Сейчас он пожалел, что велел переодеться. В таком виде девушка привлекала намного больше внимания, чем в тех одеждах. Пусть хоть очки не снимает. Потому что они немного скрывают магнетизм синих глаз-озер. «Все-все! На сегодня с поэтикой покончено!» – пообещал он сам себе.
– Вас в самолете хорошо кормили или что-нибудь заказать?– обретя пошатнувшееся было душевное равновесие, сухо, по-деловому, спросил Глеб.
– Я не голодна, – ответила Анна.– Тоник, подержи пакет, я в аптеку зайду, мне пластырь нужен, – тепло обратилась она к своему спутнику.
– Анна Викторовна! Давайте я буду принимать решения, куда вы зайдете!– почему-то разозлившись на это милое «Тоник», одернул Глеб девушку.
Анна метнула на него чудную синюю молнию своего взора, но, тем не менее, ответила сдержанно:
– Хорошо, вы будете решать, куда мне пойти, а я все же буду решать, что мне нужно.
И на лице ее промелькнуло какое-то неуловимо радостное изумление, которое тут же сменилось прохладной вежливостью.
Но как бы мимолетно ни было это выражение, Штольцев его заметил. Интересно, что это значило? Барышне нравится показывать свою независимость? Так никто ни на что не посягает…Хотя эта скользнувшая мимолетная искорка радости очень ей шла. У Глеба даже слегка потеплело на душе. А как же выглядит ее полноценная улыбка?
Непроизвольно всплыла цитата Ремарка: «Она улыбнулась, и мне показалось, что весь мир стал светлее».
И тут же одернул себя, не хватало еще начать думать о том, что развеселило барыньку. И снова Штольцев, вопреки визгам здравого смысла, вернулся к персоне подопечной. Знакомы они от силы пару часов, а он уже размышляет о ней. Хотя в его функционал это явно не входит. Ее внутренний мир, барынька она или нет, чему улыбается и пр, точно не должны его волновать. Она как картина, просто охраняемый объект. Все.
Глеб выдохнул. Поскольку пассажиров он загрузил на заднее сидение, зрительный контакт приходилось поддерживать через зеркало.
– Итак, будьте любезны, введите меня, пожалуйста, в курс дела. От кого мы прячемся и какова степень опасности. Что вы, милейшая барышня, натворили? Искренне надеюсь, что мне придется не убийцу защищать! – опять в его речи засветились покровительственно-снисходительные нотки.

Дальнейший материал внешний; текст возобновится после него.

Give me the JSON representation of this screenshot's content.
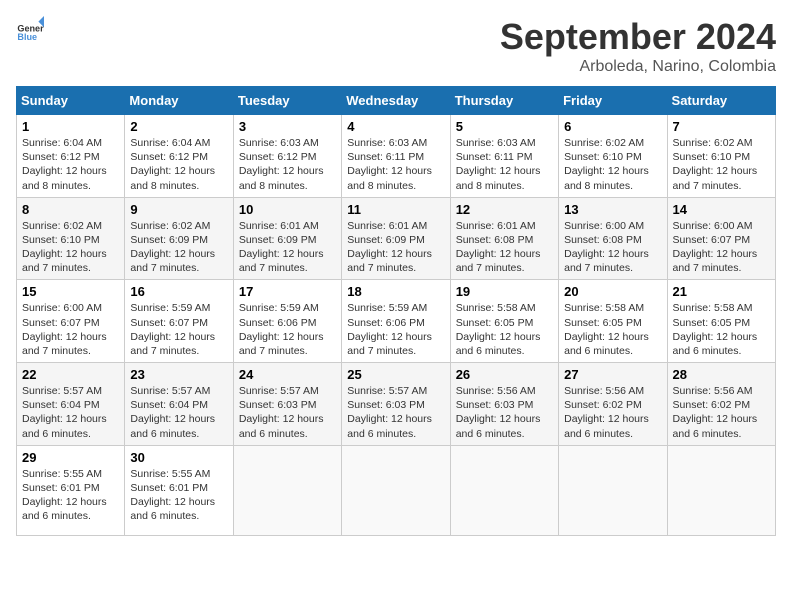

Штольцев бросил вопросительный взгляд на девушку. Та, видно устав таскать на носу ненужную конструкцию, водрузила очки на голову на манер обруча. И сейчас в ее глазах, не защищенных льдинками стекол, снова на долю секунды колыхнулась растерянность. Но, как и раньше, она мгновенно взяла себя в руки и, посмотрев на спутника, словно пытаясь найти у него поддержку, твердо сказала:
– Я не могу вам этого сказать.
Штольцев был не то что разгневан, скорее просто удивлен до крайности. Его идеально в плане логики функционирующий мозг не смог обработать информацию и буквально завис между принятием решения: 1) наорать, 2) высадить на ближайшей остановке, 3) поинтересоваться психическим здоровьем, 4) другое.
Подавив желание осуществить два первых пункта, он вынудил себя остановиться на симбиозе третьего и четвертого. И холодно, с изрядной долей сарказма он продолжил так странно начавшийся диалог:
– А позвольте поинтересоваться, вы отдаете себе отчет о нелепости своего заявления? Я отвечаю за вашу безопасность и должен знать, от чего и от кого я вас защищаю. И соответственно, должен выработать стратегию. Поэтому повторяю вопрос: от кого прячемся и по какой причине. Поверьте, ваш моральный облик меня не интересует. Я обещал выполнить работу и я это сделаю. Это не тот случай, когда во многой мудрости много печали; и кто умножает познания, умножает скорбь.
Видно было, что тон Глеба задел девушку, но она снова упрямо повторила:
– Я не могу ответить на этот вопрос, – и словно желая «отблагодарить» взаимностью на язвительность, добавила. – И неожиданно было услышать из уст полицейского цитату Соломона.
Штольцев вцепился в руль: пункты 1 и 2, словно подпрыгивая от нетерпения, просили их реализовать. И чтобы хоть в какой-то степени это сделать, он медленно съехал на обочину. Кипя от негодования, он все же смог предельно вежливо продолжить:
– Я задал элементарный вопрос, который предполагает такой же ответ. Может, я вас снова удивлю, но могу привести еще одну цитату. Если вам имя Остапа Бендера о чем-то говорит: «Командовать парадом буду я». Это я просто напоминаю о своем статусе.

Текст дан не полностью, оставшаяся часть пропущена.